Chandran became the first Keralite to play for the United Arab Emirates when he was named in their squad for the Asian Cricket Council Premier League tournament in May 2014. He had moved to the region from India in 2010.
A middle-order batsman and medium pacer, Chandran had represented Mahaveer Jain College in Bangalore before moving up the Kerala age-group teams, from U-19 to U-25.
Playing for the UAE, Chandran has picked up seven wickets and scored 134 runs in 12 ODIs.
5. Swapnil Patil
Swapnil Patil, who hails from Mumbai, represented the team at the Under-19 and Under-22 level.

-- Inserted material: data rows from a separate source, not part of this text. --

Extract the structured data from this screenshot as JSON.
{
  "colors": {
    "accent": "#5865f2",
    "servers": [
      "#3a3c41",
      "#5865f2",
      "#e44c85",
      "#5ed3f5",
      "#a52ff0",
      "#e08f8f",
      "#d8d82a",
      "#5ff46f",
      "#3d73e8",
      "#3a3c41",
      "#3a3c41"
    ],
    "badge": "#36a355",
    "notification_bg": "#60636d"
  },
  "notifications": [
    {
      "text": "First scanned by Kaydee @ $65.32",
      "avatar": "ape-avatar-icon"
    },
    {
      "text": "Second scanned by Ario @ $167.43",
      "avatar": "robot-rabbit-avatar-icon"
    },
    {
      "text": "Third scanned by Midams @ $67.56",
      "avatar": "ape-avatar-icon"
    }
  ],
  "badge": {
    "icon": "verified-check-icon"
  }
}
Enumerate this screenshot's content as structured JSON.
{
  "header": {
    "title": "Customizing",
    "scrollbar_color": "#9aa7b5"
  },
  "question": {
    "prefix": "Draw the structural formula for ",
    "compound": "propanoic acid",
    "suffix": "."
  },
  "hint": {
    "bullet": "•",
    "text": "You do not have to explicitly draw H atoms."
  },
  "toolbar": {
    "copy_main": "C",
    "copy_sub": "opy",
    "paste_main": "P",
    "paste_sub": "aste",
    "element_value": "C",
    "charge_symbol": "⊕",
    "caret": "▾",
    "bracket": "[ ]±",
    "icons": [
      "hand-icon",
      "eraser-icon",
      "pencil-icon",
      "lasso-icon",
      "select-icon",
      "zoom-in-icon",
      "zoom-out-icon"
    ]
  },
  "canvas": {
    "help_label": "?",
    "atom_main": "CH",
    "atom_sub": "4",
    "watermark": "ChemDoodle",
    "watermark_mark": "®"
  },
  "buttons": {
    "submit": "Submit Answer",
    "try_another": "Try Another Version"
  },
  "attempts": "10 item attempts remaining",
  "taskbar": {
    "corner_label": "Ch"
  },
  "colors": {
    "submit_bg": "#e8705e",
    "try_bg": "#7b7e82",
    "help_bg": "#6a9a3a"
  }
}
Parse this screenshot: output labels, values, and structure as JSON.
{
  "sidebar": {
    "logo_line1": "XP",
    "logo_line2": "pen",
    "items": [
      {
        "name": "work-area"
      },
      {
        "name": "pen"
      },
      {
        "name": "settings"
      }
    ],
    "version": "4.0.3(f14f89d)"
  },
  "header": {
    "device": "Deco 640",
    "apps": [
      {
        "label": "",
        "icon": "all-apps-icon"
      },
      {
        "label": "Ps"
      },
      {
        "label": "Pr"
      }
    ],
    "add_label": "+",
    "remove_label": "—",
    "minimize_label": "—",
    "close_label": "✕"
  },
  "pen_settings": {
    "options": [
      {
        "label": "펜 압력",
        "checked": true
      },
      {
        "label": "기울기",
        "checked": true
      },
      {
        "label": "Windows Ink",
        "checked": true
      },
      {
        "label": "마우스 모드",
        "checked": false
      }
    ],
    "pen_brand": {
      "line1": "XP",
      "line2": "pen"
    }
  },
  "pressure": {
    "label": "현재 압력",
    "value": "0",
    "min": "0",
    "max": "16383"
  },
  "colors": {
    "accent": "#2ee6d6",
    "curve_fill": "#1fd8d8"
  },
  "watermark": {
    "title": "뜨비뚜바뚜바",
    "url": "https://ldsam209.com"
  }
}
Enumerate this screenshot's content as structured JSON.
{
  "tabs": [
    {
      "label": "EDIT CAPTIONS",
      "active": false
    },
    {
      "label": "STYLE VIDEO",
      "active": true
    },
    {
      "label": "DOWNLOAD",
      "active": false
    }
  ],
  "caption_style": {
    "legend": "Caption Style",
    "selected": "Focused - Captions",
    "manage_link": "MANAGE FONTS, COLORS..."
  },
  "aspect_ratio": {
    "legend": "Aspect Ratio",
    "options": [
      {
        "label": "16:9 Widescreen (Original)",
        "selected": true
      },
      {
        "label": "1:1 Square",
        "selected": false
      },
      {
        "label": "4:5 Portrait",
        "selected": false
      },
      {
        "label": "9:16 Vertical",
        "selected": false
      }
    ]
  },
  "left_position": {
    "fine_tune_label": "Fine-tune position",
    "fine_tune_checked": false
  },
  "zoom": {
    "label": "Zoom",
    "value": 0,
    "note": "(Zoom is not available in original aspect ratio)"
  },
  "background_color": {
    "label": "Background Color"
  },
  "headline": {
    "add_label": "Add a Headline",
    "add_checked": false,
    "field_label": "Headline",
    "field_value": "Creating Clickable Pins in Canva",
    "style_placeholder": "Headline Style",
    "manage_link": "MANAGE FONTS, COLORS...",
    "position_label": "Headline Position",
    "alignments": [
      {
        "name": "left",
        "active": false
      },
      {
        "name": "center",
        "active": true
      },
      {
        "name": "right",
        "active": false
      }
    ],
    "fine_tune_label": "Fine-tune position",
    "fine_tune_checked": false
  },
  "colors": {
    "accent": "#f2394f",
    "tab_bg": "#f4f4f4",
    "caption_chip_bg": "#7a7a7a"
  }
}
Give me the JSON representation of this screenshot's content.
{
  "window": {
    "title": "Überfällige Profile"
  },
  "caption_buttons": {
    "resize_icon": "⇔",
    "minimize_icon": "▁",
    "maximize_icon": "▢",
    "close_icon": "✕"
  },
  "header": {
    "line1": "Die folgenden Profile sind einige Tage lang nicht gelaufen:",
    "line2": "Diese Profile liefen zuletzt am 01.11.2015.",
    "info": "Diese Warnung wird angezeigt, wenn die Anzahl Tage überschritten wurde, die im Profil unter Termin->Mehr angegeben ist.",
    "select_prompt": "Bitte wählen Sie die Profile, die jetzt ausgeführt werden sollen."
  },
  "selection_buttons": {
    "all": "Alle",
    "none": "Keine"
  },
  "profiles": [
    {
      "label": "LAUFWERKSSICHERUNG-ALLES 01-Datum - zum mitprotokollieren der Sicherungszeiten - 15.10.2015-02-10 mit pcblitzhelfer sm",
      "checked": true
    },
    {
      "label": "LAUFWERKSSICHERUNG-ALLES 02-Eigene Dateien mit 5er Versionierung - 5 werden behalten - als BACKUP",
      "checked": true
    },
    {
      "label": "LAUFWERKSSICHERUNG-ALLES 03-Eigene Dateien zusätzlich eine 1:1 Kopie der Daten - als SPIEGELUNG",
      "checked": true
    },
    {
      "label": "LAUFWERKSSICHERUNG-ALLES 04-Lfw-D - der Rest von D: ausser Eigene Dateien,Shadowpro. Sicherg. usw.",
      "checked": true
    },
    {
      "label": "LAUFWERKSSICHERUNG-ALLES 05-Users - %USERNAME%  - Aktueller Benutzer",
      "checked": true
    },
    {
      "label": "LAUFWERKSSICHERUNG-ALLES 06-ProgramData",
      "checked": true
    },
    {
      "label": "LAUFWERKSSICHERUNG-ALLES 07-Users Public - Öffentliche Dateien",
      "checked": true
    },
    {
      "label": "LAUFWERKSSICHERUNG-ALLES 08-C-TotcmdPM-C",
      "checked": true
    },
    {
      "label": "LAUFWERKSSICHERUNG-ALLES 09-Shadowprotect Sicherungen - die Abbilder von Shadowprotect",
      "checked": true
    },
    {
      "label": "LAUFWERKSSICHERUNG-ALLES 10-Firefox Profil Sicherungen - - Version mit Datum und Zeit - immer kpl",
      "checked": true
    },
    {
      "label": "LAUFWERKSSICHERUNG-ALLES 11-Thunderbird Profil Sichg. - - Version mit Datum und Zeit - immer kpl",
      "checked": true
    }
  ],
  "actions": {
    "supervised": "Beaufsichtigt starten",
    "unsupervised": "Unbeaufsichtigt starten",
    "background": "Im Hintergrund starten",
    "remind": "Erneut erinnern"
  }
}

He then moved to UAE for work, which would give him the opportunity to play a lot of cricket.
Patil had a sensational UAE debut, coming very close to making a century in his first game. That was against Scotland at the Bert Sutcliffe Oval in Lincoln, in the final of the World Cup Qualifiers 2014.
The wicketkeeper-batsman has played 13 ODIs and 18 T20Is for UAE so far and averages 26.30 and 14.38 respectively.
6. Munis Ansari
A bowler with a sling-like action, similar to that of Sri Lanka’s Lasith Malinga, Munis Ansari made headlines when he was called up for India's net session before the Sri Lanka series in 2005.
Emerging from a bowling talent hunt, Ansari reportedly impressed the likes of Greg Chappell and Harbhajan Singh. However, he soon faded away into obscurity.
Ansari eventually went on to play for Oman in T20Is, making his debut for them against Afghanistan in 2015. The pacer also played for Oman in the ICC T20 World Cup 2016.
The man who once got the likes of Andrew Flintoff and Kevin Pietersen out while playing for Cricket Club of India XI is still a regular member of the Oman side.
7. Jeet Raval
Jeet Raval, who played for Gujarat at the Under-15 and Under-17 levels, was recently picked in New Zealand's squad for the tours of Zimbabwe and South Africa. The southpaw, who is a fan of Sourav Ganguly, was prolific for the Auckland side in the domestic competition.
Raval spoke with DNA about his connection with India in an interview, saying:
“You know I represented Gujarat at the Under-15 and Under-17 levels. I remember playing with Rahane, who is from Mumbai, and Jadeja, who is from Saurashtra. I also played with Ishant Sharma, Piyush Chawla. Parthiv Patel is a good friend. He inspired me to work hard.”
8. Shakti Gauchan
The Nepal all-rounder once dreamed of playing for India as he sharpened his skills in Mumbai. He also represented the city’s Under-15 and Under-17 teams.
Though the 32-year-old’s dreams were dashed, he later fulfilled his aspirations of playing in international cricket by appearing for the neighbouring Nepal.
Not only that, but Gauchan also became the second Nepalese cricketer to score an international century when he slammed an unbeaten 106 off 103 balls against Italy during the 2005 World Cup Qualifying Series.
He also played in the 2002 ICC Under-19 World Cup in New Zealand, and later made his debut for the senior side in the 2002 ACC Trophy in Singapore.